Contemplating the BP Deepwater Horizon oil spill that did tremendous damage in the Gulf of Mexico, Obama sadly concludes that most Americans prefer high-consumption lifestyles over environmental protections.

With equal unhappiness, Obama notes that with 180,000 troops deployed in overseas wars and unemployment at 9.5%, Democrats lost a historic 63 House seats in midterm elections and thus forfeited their congressional majority. Even so, he praises his team for achieving ratification of the Strategic Arms Reduction Treaty with the USSR and passing almost 100 other laws in the last months of his second year in office.

Osama bin Laden

Obama details how, in late 2010, US intelligence spotted a tall, bearded figure in a compound near Islamabad, Pakistan.
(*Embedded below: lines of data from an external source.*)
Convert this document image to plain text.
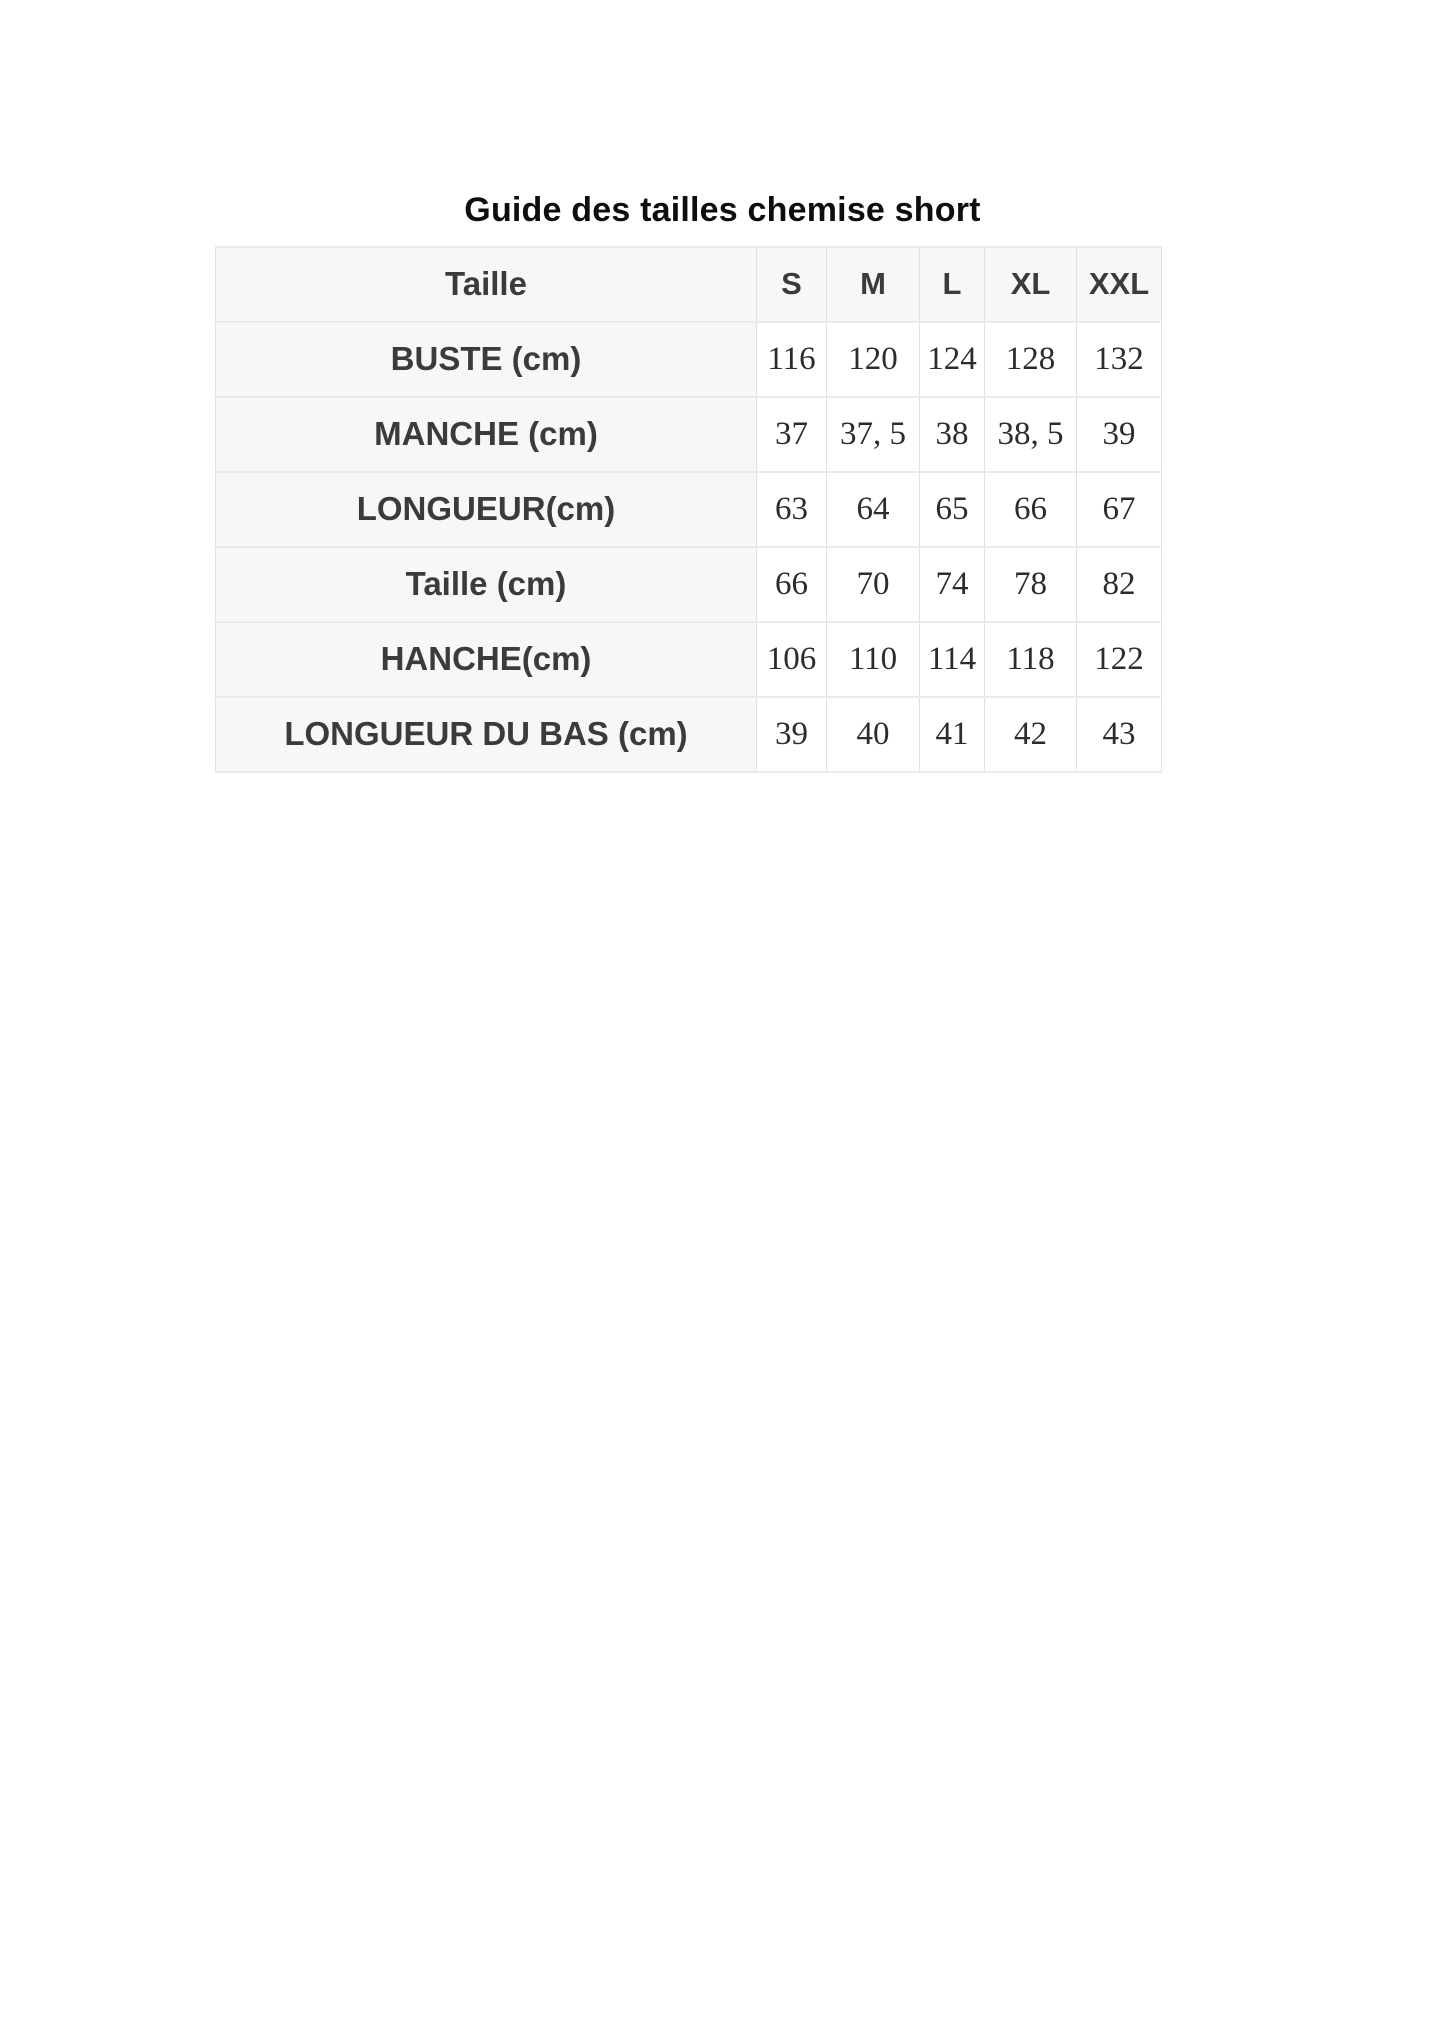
Guide des tailles chemise short
Taille	S	M	L	XL	XXL
BUSTE (cm)	116	120	124	128	132
MANCHE (cm)	37	37, 5	38	38, 5	39
LONGUEUR(cm)	63	64	65	66	67
Taille (cm)	66	70	74	78	82
HANCHE(cm)	106	110	114	118	122
LONGUEUR DU BAS (cm)	39	40	41	42	43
The former president vividly relates the tension of watching from the White House as a SEAL team identified and killed bin Laden.He reveals a lot about his personal perspective when he acknowledges that finding bin Laden, while a meaningful triumph, proved less satisfying to him than the passage of his health care bill.

Obama passionately believes that the energy and expense poured into war could transform the United States if Americans had unity of purpose. 

Sometimes I’d fantasize about walking out the east door and down the driveway, past the guardhouse and wrought-iron gates, to lose myself in crowded streets and re-enter the life I’d once known.Barack Obama

Describing his increasing concern at the increase in US tribalism and division, he makes no secret of his dismay about “carnival barker” Donald Trump and his tactics.

Gravitas and Sanity

This hefty volume is a genuine page-turner. Obama offers many surprising facts, tales and insights. No matter how much you know about politics and world events, he will take you into many places you couldn’t otherwise enter and leave you eager for Volume Two. Obama’s calm, expressive journey – 700 pages of self-aware gravitas and sanity – provides welcome relief from the daily contention of today’s political discourse.